Marburger Landgrafenschloss

Im Jahr 1989 begannen die Renovierungsarbeiten im Westflügel des Marburger Landgrafenschlosses. Das erste nutzbare Geschoss liegt in diesem Teil des Schlosses ca. 8-10 m über dem sich westlich anschließenden Außenniveau, weshalb immer angenommen wurde, dass der Westflügel ehemals auf einer herausragenden Felskuppe errichtet worden sei. Um diese Annahme zu klären bzw. zu bestätigen, wurde seinerzeit lediglich eine baubegleitende archäologische Beobachtung bei der Erneuerung des Bodenaufbaus im sog. „Unteren Westsaal“ vorgesehen.

Schon bald wurde durch diese Baubeobachtung und durch Kernbohrungen klar, dass sich bis in 8 m Tiefe kein Felsen, sondern Mauerstrukturen befanden. Um eine archäologische Freilegung innerhalb des Gebäudes zu ermöglichen, wurde vom damaligen Hess. Staatsbauamt eine äußerst aufwendige Stahlkonstruktion im darüber liegenden Geschoss eingebracht, um die den Oberbau tragenden, etwa 50 kg schweren Säulen zu entlasten und das Gesamtgewicht des oberen Saales und des Daches auf die Außenwände zu übertragen.

Die sich anschließenden archäologischen Ausgrabungen erfolgten über 15 Monate und wurden zwischenzeitig von bis zu 20 Mitarbeitern durchgeführt.

Die Ergebnisse waren sensationell.
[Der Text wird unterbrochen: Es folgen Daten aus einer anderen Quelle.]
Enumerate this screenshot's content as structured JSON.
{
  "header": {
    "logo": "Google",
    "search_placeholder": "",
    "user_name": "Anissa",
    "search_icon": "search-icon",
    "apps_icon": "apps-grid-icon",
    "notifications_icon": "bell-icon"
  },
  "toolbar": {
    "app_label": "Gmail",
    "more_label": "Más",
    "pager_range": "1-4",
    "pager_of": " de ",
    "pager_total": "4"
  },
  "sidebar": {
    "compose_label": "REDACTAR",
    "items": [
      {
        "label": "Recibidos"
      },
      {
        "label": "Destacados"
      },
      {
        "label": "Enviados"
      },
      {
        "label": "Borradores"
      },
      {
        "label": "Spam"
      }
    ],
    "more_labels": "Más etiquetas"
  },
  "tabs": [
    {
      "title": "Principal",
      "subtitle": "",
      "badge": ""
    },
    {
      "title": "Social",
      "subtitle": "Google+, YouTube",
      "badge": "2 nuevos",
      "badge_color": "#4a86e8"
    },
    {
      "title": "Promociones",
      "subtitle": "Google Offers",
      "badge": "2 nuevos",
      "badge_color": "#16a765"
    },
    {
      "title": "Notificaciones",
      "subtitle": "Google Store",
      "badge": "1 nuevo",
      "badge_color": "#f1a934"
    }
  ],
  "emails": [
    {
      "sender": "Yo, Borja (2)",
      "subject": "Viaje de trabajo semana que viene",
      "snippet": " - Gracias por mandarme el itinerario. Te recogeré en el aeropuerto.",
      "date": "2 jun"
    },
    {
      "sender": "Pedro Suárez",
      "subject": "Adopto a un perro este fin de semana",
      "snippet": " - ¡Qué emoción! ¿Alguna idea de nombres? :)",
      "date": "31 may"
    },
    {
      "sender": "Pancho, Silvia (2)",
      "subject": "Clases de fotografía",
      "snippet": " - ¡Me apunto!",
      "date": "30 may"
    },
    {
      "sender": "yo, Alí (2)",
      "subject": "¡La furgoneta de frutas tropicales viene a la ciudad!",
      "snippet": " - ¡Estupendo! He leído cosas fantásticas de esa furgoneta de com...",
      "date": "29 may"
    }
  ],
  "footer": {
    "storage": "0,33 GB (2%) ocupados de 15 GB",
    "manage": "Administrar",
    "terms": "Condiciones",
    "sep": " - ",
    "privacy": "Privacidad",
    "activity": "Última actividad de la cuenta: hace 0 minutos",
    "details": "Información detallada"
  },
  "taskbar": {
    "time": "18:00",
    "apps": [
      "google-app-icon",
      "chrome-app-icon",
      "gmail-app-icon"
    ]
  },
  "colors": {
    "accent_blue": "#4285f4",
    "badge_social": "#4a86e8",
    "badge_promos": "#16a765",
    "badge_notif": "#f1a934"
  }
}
Der älteste Befund war ein aus dem 9./10. Jh. stammender Saalgeschossbau von 16 x 9,5 m Seitenlänge, dessen westliche Hälfte bis zu 4 m hoch erhalten war. Dieser wurde im 11. Jh. zu einem quadratischen Wohnturm (9,5 x 9,5 m) umgebaut. Den Wohnturm hatte man mit einer polygonalen, 8 m hoch erhaltenen Ringmauer umgeben, die auf einer Länge von über 30 m freigelegt werden konnte. Der Raum zwischen Ringmauer und Wohnturm war verfüllt und mit Kalkwasser getränkt worden, wodurch die Füllung eine hervorragende Festigkeit bekam und Zerstörungssicherheit gewährleistete. Schließlich konnte auf diesem massiven Fundament aus Ringmauer, Wohnturm und verfestigter Auffüllung der spätere Westflügel des Marburger Schlosses errichtet werden.
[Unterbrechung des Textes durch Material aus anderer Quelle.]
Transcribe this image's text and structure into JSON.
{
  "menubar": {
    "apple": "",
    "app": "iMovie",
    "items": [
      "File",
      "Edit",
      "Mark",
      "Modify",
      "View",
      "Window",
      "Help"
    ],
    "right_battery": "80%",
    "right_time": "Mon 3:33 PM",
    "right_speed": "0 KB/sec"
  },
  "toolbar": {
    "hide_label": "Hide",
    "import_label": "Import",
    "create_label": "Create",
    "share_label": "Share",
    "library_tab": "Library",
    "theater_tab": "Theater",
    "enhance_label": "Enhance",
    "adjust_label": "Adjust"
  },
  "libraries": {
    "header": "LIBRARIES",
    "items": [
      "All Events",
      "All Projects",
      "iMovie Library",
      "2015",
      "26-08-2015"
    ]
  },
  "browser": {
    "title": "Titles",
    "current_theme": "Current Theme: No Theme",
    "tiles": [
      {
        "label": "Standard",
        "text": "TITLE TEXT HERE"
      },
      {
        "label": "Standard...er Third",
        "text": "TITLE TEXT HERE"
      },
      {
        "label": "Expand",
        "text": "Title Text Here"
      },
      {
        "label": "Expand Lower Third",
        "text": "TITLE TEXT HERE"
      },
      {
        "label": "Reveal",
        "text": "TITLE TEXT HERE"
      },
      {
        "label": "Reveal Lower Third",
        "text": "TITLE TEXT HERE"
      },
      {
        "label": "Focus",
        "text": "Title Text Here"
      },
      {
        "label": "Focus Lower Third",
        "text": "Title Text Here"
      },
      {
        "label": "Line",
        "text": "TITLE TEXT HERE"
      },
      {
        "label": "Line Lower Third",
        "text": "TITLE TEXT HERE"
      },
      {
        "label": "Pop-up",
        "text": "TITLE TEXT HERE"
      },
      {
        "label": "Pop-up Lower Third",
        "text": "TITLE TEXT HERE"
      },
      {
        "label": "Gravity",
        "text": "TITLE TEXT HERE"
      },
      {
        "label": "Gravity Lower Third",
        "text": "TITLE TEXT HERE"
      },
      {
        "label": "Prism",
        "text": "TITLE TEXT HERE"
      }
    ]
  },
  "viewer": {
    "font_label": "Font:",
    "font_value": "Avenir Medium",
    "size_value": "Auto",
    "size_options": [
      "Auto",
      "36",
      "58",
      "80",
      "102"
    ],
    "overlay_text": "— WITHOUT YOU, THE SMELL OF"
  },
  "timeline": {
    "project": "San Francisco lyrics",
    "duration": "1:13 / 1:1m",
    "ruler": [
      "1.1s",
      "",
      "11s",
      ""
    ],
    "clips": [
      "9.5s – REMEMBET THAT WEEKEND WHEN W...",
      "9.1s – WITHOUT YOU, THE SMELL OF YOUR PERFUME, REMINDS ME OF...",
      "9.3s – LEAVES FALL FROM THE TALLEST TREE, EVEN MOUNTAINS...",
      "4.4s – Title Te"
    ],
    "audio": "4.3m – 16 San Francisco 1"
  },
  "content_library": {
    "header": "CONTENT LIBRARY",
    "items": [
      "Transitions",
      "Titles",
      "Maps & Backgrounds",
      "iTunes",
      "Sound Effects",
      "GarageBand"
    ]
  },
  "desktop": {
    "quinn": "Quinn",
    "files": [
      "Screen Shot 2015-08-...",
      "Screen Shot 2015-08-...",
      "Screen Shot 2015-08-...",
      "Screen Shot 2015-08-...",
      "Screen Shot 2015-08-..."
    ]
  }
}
Die Baugeschichte des Marburger Schlosses war damit neu geschrieben und eine älteste Burganlage aus dem 9./10. Jh. nachgewiesen.

Die Ausgrabungsbefunde wurden restauratorisch so aufgearbeitet, dass sie vom Hofniveau aus begangen und durch eingebaute Glasbodenplatten im „Unteren Westsaal“ von oben eingesehen werden können.